Numune hazırlama ve analiz için deneysel iş akışı Şekil 1'deözetlenmiştir. Küçük ölçekli afinite arınma için açık sütunlar kullanmak, birçok farklı deterjan koşullarında numune hazırlamamızı sağlar(Şekil 1A). Böyle küçük ölçekli bir arınma kurulumu UV-VIS spektroskopisi, SEC ve SDS-PAGE(Şekil 1B-C)kullanılarak daha fazla analiz için yeterli protein vermiştir.
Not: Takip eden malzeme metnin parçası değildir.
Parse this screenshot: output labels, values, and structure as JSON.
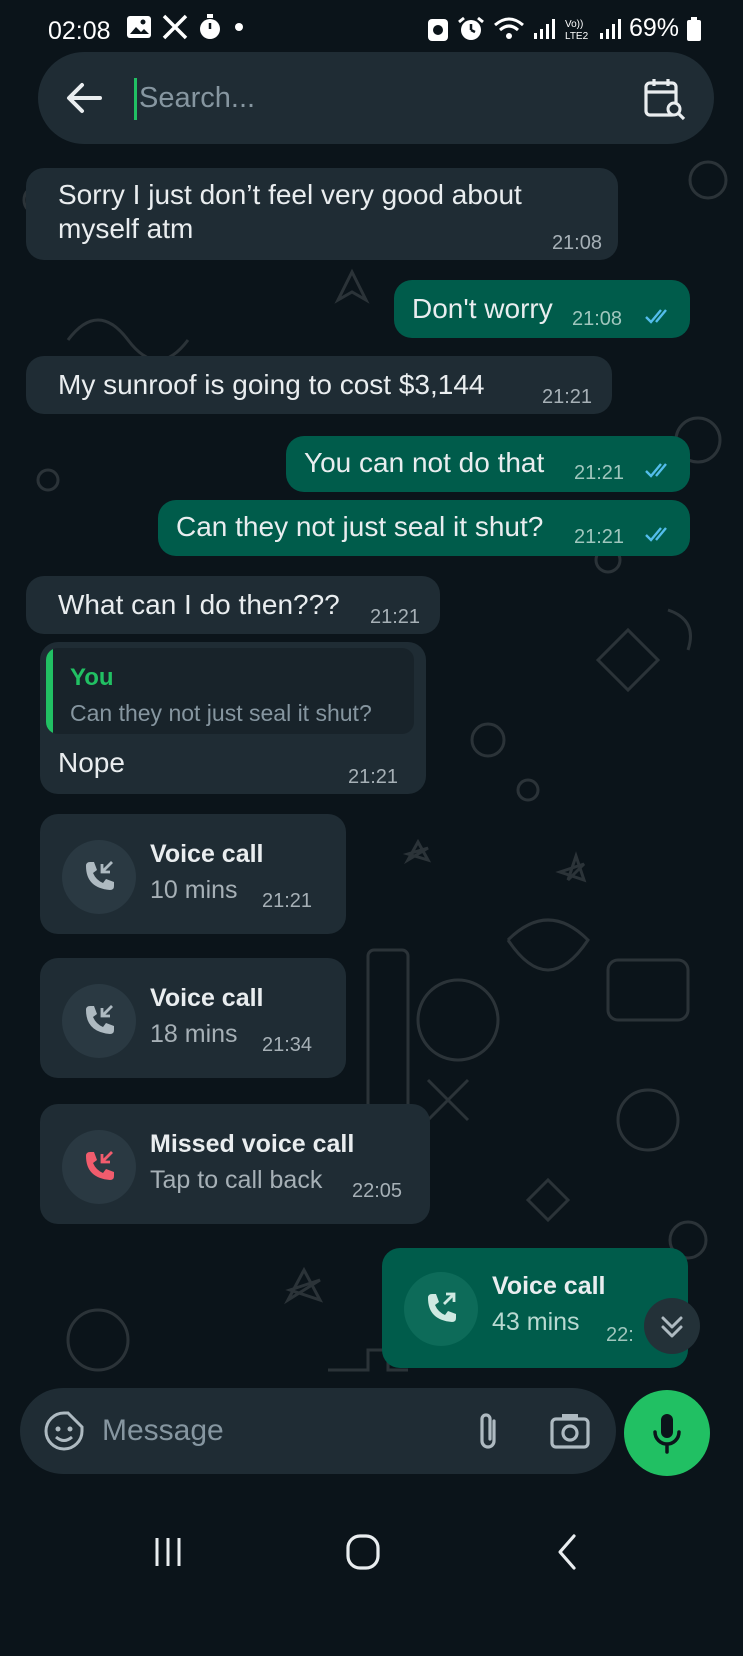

UV-VIS spektroskopisinde rodopsin stabilitesi saptadı
Retinal rekonkorpsinin stabilitesi optik emiciliği ile değerlendirildi (Şekil 2). Karanlık durumda, 9 cis retinal kovalent lys296 bir protonlanmış Schiff baz olarak bağlantılıdır. Aydınlatmadan sonra, 9-cis retinal all-trans izoform izomerize edilir ve Schiff baz bağlantısı deprotonated. Protonlanmış 9-cis retinal 488 nm emilim tepe verir, deprotonated all-trans retinal 380 nm bir tepe ye sahiptir. DDM'de rodopsinIN UV-VIS spektrumları 9 cis retinal bağlı ve ışıkla aktive edilmiş rodopsinin tipik emilimini gösterdi, kabaca aynı optik yoğunlukta 108 nm mavi bir kayma açıkça gözlendi(Şekil 2A, sol üst panel). Rodopsin dengesizolduğunda, ve sonra retina değişiklikleri için bağlayıcı cep, hangi retina deprotonation ve muhtemelen dissosilasyon ile sonuçlanır. Bu durumda, ve sonra spektrum deprotonasyon katkısı yanı sıra retinal serbest formu gösterir15. Bu nedenle, protein (280 nm) ve retinal (protonlanmış 9 cis retinal için 488 nm, deprotonated all-trans retinal için 380 nm) arasındaki absorbans oranı ile rodopin içine retina reconstitutionin etkinliğini belirledik (Şekil 2B). Klasik deterjanlarda (DDM, DM, Cymal-6, Cymal-5, C9G) arıtılmış rodopsin örnekleri aynı optik profili gösterir. Ancak, NPG deterjanlarında (LMNG, DMNG, Cymal-6NG, Cymal-5NG) saflaştırılan numunelerde, DDM örneği ile aynı optik profili veren OGNG örneği dışında retinaiçin en uygun olmayan bağlama ortamını öneren optik profiller gösterilmiştir.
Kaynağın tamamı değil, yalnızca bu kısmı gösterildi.